第519話
「あ〜……その、何だ? 屋敷の話はそれぐらいにするとして、結婚式と婚約発表をする会場の方はどうなんだ? 会場の方も黒翼・ヘビー・マシーナリーが建てたのか?」
自分達の屋敷についてアイディアを出し合うマリー、マーシャ、セレディス、シレイア、カーリー、シャルロットを見て話が長くなりそうだと感じたジョットは、話の流れを変えようと別の話題を出す。もし会場の方も黒翼・ヘビー・マシーナリーが建てたのであれば、会場にも間違いなく自爆装置を初めとする何らかの様々な機能があって、結婚式と婚約発表に呼ばれる招待客に警告を出さないといけないとジョットが考えていると、マリーは首を横に振って答える。
「ううん。会場の方は大清光帝国が手配した建設業者の人達が建てたよ。私達が屋敷の建設の仕事を取っちゃったから、建設業者の人達は会場は惑星の施設の建設に専念しちゃったみたい」
「そ、そうなのか?」
会場と惑星の施設を建てたのが黒翼・ヘビー・マシーナリーではないと聞いてジョットだけでなく他の仲間達も内心で安堵する。どうやら黒翼・ヘビー・マシーナリーの作業員達は屋敷の建設に集中するあまり、この惑星にある他の施設にまで魔の手を伸ばす余裕がなかったようである。

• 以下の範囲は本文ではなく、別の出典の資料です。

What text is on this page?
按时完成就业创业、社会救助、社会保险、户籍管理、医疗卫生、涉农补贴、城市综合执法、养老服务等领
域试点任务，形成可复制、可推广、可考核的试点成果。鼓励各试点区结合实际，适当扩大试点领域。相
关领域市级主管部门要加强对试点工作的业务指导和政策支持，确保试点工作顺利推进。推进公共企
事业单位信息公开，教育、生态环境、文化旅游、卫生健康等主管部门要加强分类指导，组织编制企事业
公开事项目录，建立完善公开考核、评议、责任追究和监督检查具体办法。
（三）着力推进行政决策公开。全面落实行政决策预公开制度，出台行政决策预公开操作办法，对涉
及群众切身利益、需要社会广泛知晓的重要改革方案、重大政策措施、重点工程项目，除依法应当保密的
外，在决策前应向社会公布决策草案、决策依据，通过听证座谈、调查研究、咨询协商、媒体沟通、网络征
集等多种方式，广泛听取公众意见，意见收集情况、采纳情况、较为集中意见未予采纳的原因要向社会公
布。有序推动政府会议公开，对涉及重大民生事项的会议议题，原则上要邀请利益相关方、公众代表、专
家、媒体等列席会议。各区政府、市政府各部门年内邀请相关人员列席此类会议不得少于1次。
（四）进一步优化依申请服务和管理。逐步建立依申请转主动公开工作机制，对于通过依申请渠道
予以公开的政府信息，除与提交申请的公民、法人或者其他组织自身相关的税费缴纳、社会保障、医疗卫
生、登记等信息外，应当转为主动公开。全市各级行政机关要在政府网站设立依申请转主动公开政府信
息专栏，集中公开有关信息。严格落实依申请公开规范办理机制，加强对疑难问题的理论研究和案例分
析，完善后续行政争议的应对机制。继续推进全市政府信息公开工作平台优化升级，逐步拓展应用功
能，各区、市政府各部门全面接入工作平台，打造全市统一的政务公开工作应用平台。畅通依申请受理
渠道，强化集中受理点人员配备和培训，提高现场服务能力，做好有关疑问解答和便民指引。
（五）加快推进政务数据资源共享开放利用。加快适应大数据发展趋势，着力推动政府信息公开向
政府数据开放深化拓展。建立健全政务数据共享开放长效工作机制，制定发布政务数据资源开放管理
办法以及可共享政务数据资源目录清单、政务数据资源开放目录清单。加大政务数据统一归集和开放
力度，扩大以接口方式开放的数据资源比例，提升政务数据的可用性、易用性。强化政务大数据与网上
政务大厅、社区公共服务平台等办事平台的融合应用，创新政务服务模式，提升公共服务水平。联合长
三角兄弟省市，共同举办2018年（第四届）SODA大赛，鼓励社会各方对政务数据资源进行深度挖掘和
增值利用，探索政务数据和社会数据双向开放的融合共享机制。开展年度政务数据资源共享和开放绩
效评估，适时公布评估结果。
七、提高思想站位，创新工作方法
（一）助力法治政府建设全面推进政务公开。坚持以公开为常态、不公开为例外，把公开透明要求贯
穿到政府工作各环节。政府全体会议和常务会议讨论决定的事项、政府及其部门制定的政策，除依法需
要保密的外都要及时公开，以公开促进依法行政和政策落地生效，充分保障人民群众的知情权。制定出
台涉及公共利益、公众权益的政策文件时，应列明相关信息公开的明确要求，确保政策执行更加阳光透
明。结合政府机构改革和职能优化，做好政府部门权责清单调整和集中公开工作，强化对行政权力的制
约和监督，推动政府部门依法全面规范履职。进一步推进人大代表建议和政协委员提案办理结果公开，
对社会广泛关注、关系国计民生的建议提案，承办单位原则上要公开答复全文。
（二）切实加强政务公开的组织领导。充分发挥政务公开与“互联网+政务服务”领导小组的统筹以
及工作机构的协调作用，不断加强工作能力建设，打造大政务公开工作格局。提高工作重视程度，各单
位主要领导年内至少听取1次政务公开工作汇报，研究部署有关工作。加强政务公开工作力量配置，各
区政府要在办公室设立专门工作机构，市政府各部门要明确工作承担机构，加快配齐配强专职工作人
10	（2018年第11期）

「会場は私も見たけど外見は完璧だったよ。だけど完璧なのは外見だけで、自爆装置も変形機能もないただのつまらない会場だったけどね」
『『………………………』』
マリーの言葉を聞いてジョットとその仲間達は今度こそ安堵して内心で胸を撫で下ろす。彼女の「つまらない」という台詞ほど安心できる言葉をジョット達は知らなかった。
「大清光帝国がよこした建設業者が建てたって言うのなら安心だな」
「そうだね。四人の結婚式と二人の婚約発表をする大切な会場なんだから、しっかりとした会場じゃないと困るけど、今の話を聞いたら大丈夫そうだね」
「……うん?」
ジョットの呟きにマーシャが頷き答えると、彼女の言葉にジョットは気になる点があったようで首を傾げる。

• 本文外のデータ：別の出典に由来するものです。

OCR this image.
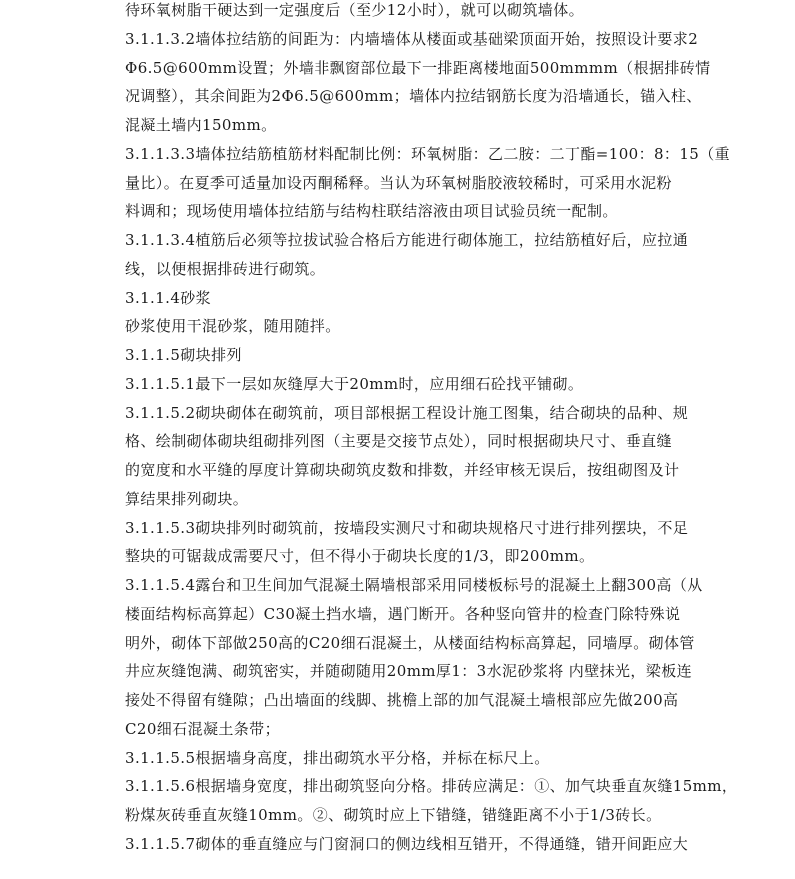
待环氧树脂干硬达到一定强度后（至少12小时），就可以砌筑墙体。
3.1.1.3.2墙体拉结筋的间距为：内墙墙体从楼面或基础梁顶面开始，按照设计要求2
Φ6.5@600mm设置；外墙非飘窗部位最下一排距离楼地面500mmmm（根据排砖情
况调整），其余间距为2Φ6.5@600mm；墙体内拉结钢筋长度为沿墙通长，锚入柱、
混凝土墙内150mm。
3.1.1.3.3墙体拉结筋植筋材料配制比例：环氧树脂：乙二胺：二丁酯=100：8：15（重
量比）。在夏季可适量加设丙酮稀释。当认为环氧树脂胶液较稀时，可采用水泥粉
料调和；现场使用墙体拉结筋与结构柱联结溶液由项目试验员统一配制。
3.1.1.3.4植筋后必须等拉拔试验合格后方能进行砌体施工，拉结筋植好后，应拉通
线，以便根据排砖进行砌筑。
3.1.1.4砂浆
砂浆使用干混砂浆，随用随拌。
3.1.1.5砌块排列
3.1.1.5.1最下一层如灰缝厚大于20mm时，应用细石砼找平铺砌。
3.1.1.5.2砌块砌体在砌筑前，项目部根据工程设计施工图集，结合砌块的品种、规
格、绘制砌体砌块组砌排列图（主要是交接节点处），同时根据砌块尺寸、垂直缝
的宽度和水平缝的厚度计算砌块砌筑皮数和排数，并经审核无误后，按组砌图及计
算结果排列砌块。
3.1.1.5.3砌块排列时砌筑前，按墙段实测尺寸和砌块规格尺寸进行排列摆块，不足
整块的可锯裁成需要尺寸，但不得小于砌块长度的1/3，即200mm。
3.1.1.5.4露台和卫生间加气混凝土隔墙根部采用同楼板标号的混凝土上翻300高（从
楼面结构标高算起）C30凝土挡水墙，遇门断开。各种竖向管井的检查门除特殊说
明外，砌体下部做250高的C20细石混凝土，从楼面结构标高算起，同墙厚。砌体管
井应灰缝饱满、砌筑密实，并随砌随用20mm厚1：3水泥砂浆将 内壁抹光，梁板连
接处不得留有缝隙；凸出墙面的线脚、挑檐上部的加气混凝土墙根部应先做200高
C20细石混凝土条带；
3.1.1.5.5根据墙身高度，排出砌筑水平分格，并标在标尺上。
3.1.1.5.6根据墙身宽度，排出砌筑竖向分格。排砖应满足：①、加气块垂直灰缝15mm，
粉煤灰砖垂直灰缝10mm。②、砌筑时应上下错缝，错缝距离不小于1/3砖长。
3.1.1.5.7砌体的垂直缝应与门窗洞口的侧边线相互错开，不得通缝，错开间距应大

「ちょっと待ってくれ、マーシャ? 今、四人の結婚式と二人の婚約発表って言ったか? 今回結婚式を挙げるのはマーシャとセレディスとシレイアの三人で、婚約発表をするのはシャルロットの一人だけだろ?」
「いいや、四人の結婚式と二人の婚約発表であっているぞ」
「はい。ジョット様には言っていませんでしたけど、私達の結婚式と婚約発表に加えて、マリー様との結婚式とカーリー様との婚約発表を行う予定なんです」
「何っ!? 聞いていないぞ?」
ジョットがマーシャに話しかけると、彼女に変わってセレディスとシレイアが彼に答えて、それを聞いたジョットがマリーとカーリーを見る。するとマリーは複雑な表情を浮かべた顔で、カーリーは照れ臭そうな顔で頷く。
「そうだよ。私とジョット君って種類上では結婚しているけど結婚式は挙げていないでしょ? それを知ってシレイア様達が提案してくれたの。私だけ結婚式を挙げてないのは不公平でフェアじゃないって言ってさ」
「私もシレイア様達に声をかけてもらったんだよね。私とジョット君の婚約を知っているのは一部の上層部だけだから、この機会に多くの人に知ってもらったらどうかって」
「……」
マリーとカーリーの言葉を聞いてジョットはもう何を言えばいいのか分からず、何も言えずにいた。
一つだけ分かるのは、自分の結婚式と婚約発表が最初の予想よりもずっと大きなものになるということだった。